Нинель Бейлина Думать — не думать

У моря пахло нежилым, непривычным. Не хвоей, не дымом, не молоком, не багульником, не соляркой, даже не ночным чистым воздухом, каким ей дышится после работы, когда Надюшка одна катит домой на велосипеде под мерцающими звездами.

Она не умела разложить этот новый запах на части, но главенствовало в нем при солнце присутствие самого моря, а вечером, все забивали белые цветы, которые почему-то распускались не в траве, а на деревьях с негибкими вощеными листьями.

Руки были не заняты, и Надюшка чувствовала себя неприкаянной. А морские твари медузы и вовсе вгоняли ее в тоску. Непонятно ей было, почему — безглазые, безухие, безногие — они все-таки живут, что нужно им от жизни и какое им в жизни удовольствие. Когда она видела, как они трепыхаются в шипящем прибрежном песке, то ли уже мертвые, то ли еще умирающие, ей хотелось вскочить и бегом на вокзал — домой, домой, в Падолгу. Вспоминала нежное дыхание коров, вспоминала Дезку, прижившуюся на ферме дворнягу, глаза Дезкины — почти человечьи, золотисто-пивного цвета, с огоньком одержимости. Зарывалась носом в песок, звала: «Дезка, Дезинька, подь сюда, человеческая ты моя собака».
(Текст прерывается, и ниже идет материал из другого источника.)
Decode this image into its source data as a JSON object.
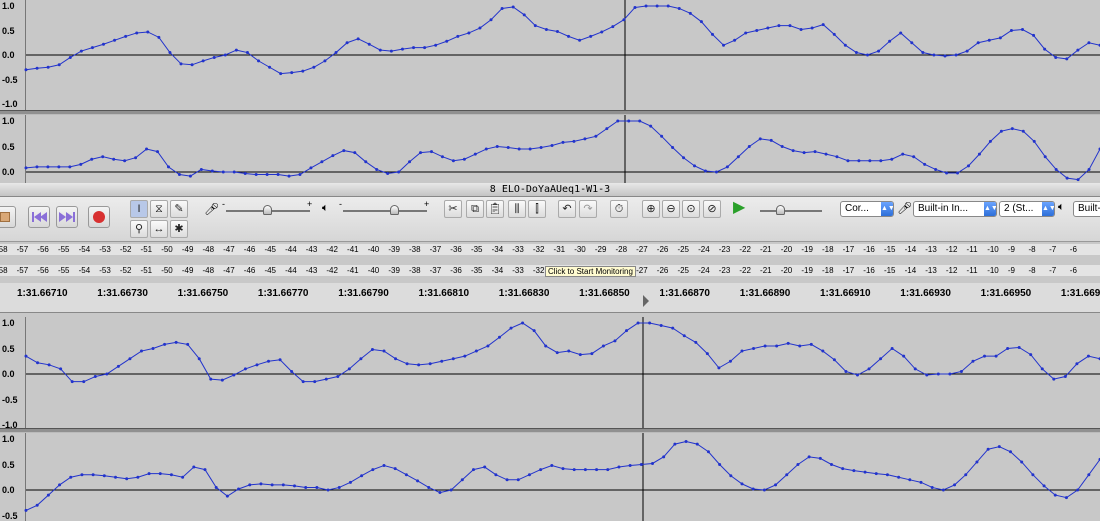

Но удивительней всего было то, что Надюшка теперь непрерывно думала — и сама замечала это. Наверное, она и раньше думала, но не успевала остановиться ни на одной мысли — всегда суетилась, слишком много двигала руками. Да и попробуй сложить руки, если все умеешь. Везет же неумехам. Скажут такому: сшей платье — «Не умею». Сложи печь — «Не умею». Посчитай на счетах, напечатай на машинке, побели, поймай рой, прими теленка у коровы — «Не умею». И ведь не врет, в самом деле не умеет, и взять с него нечего. А она и отмахивается, и отнекивается, а накричат, нажмут или — что всего сильнее — упросят, она и согласится, и сделает. И не в крике, не в нажиме, не в упросе даже загвоздка: просто становится ей каждый раз любопытно дело или жалко людей.

Живут у нее две племяшки, покойной сестры девочки: сестра умерла пять лет назад от неудачного аборта, а муж ее тогда же ушел в город да и женился там на другой. Старшенькая, Ленка, уже в шестой ходит, помощница — но все равно забот куча: и помыть, и обшить, и сварить, и уроки проверить. Казалось бы, больше ни на что и времени не хватит. Но когда у бабки Сидоровны печь задымила, кому печь перекладывать, как не Надюшке? Единственный печник в Падолге — это и был сестрин муж. Да и денег у бабки нет. Да еще любопытно — получится ли. Трижды перекладывала — и вышло, тогда и другие стали ее звать в печники.

А учительнице Марье Захаровне она часы-ходики починила, у себя на ферме — замок. А дома крыша прохудилась — взялась крышу латать. Племяшки помогали в этом, пока младшая, Верка, не подхватила воспаления легких. Фельдшерица велела через день банки ставить и три раза в день колоть пенициллином. Пришлось освоить и банки, и уколы, не будет же фельдшерица каждый день ходить через речку, да ведь у нее и без того день ненормированный… Но главные силы забирала ферма. И работай, и не забывай поглядывать, когда корма привезут, а то девчонки все лучшее своим коровам утащат. Да еще с Погидаевым-гадом весь день ругайся — лучше бы двух коров, нет, трех, чем одного Погидаева.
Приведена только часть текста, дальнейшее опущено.